GREEN FINANCE: Developing nations need $6 trillion by 2030 in climate finance

The president of the next annual UN climate conference, Mukhtar Babayev, stated on Wednesday that developing nations need nearly $6 trillion by 2030 to combat and adjust to climate change.

The Azerbaijani environment minister also mentioned that the host country will encourage nations to make concrete commitments at COP29, especially to double adaptation finance by 2025.

He said that Azerbaijan is committed to reinforcing climate finance, with a particular emphasis on supporting developing countries, keeping in mind their needs, "which approach nearly $6 trillion by 2030." In an online address to a summit by The Energy and Resources Institute, Babayev said Azerbaijan will promote innovative financing mechanisms, including new private-public sector partnerships.

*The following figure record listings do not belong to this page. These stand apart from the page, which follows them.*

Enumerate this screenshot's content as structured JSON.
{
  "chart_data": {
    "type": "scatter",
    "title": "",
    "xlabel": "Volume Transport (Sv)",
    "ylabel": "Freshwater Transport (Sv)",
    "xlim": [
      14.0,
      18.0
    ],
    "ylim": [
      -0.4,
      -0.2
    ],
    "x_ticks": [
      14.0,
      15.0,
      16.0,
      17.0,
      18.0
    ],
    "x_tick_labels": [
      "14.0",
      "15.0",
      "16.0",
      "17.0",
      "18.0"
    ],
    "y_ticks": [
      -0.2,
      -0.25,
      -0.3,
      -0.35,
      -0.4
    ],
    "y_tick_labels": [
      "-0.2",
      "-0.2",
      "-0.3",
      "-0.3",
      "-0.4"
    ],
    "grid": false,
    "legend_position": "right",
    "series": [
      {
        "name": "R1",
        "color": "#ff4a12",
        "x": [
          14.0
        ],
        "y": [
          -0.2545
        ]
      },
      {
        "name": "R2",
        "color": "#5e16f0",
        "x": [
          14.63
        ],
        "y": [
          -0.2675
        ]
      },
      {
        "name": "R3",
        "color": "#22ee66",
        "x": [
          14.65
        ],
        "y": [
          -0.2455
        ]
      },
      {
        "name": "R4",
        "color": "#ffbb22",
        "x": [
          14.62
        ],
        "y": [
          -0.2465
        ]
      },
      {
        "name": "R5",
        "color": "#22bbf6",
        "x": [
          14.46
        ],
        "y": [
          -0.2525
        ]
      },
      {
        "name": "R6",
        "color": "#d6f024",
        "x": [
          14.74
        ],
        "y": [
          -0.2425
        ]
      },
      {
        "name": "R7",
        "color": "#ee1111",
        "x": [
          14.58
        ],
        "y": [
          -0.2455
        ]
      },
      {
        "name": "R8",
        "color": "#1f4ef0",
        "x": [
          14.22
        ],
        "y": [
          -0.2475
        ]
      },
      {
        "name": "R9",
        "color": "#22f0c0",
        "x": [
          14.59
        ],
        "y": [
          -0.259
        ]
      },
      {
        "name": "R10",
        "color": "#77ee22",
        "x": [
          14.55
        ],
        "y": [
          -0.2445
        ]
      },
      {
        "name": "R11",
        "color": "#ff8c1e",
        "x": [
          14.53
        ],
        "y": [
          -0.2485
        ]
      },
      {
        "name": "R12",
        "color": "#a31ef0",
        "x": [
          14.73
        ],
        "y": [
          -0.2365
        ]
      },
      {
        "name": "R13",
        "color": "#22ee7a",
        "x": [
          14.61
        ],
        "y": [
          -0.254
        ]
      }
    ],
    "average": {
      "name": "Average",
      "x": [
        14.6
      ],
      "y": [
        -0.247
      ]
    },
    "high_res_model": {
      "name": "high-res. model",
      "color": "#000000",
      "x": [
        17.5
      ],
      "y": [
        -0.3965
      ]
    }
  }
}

This is important to ensure accountability and real progress, he noted.

COP29 will also focus on building a clear and actionable roadmap to triple global renewable energy capacity and double the energy efficiency rate by 2030, he said.

Climate finance will be the main focus of COP29 where nations have to set a new post-2025 target for raising funds to help developing nations cut emissions and handle the impacts of climate change.

This is tough because rich nations have repeatedly failed in meeting their 2009 promise to raise $100 billion annually by 2020 to support developing countries.

Simon Stiell, the Executive Secretary of the UN Framework Convention on Climate Change, said in the Azerbaijani capital Baku last week that the world would need at least $2.4 trillion to keep within reach the target of limiting global warming to 1.5 degrees Celsius.

The G20 bloc last year said that developing countries will need $5.9 trillion in the pre-2030 period to implement their national climate plans effectively, with the aim of holding global warming to well below 2 degrees Celsius, preferably 1.5 degrees Celsius.

Earth’s global surface temperature has risen by around 1.15 degrees Celsius compared to pre-industrial levels (1850-1900), and the CO2 spewed into the atmosphere, largely due to the burning of fossil fuels since the start of the Industrial Revolution, is closely tied to it.

Climate science says the world needs to slash CO2 emissions by 43% by 2030 to limit the average temperature rise to 1.5 degrees Celsius, the guardrail to prevent worsening of climate impacts. The business-as-usual scenario will take the world to a temperature rise of around 3 degrees Celsius by the end of the century, scientists have warned.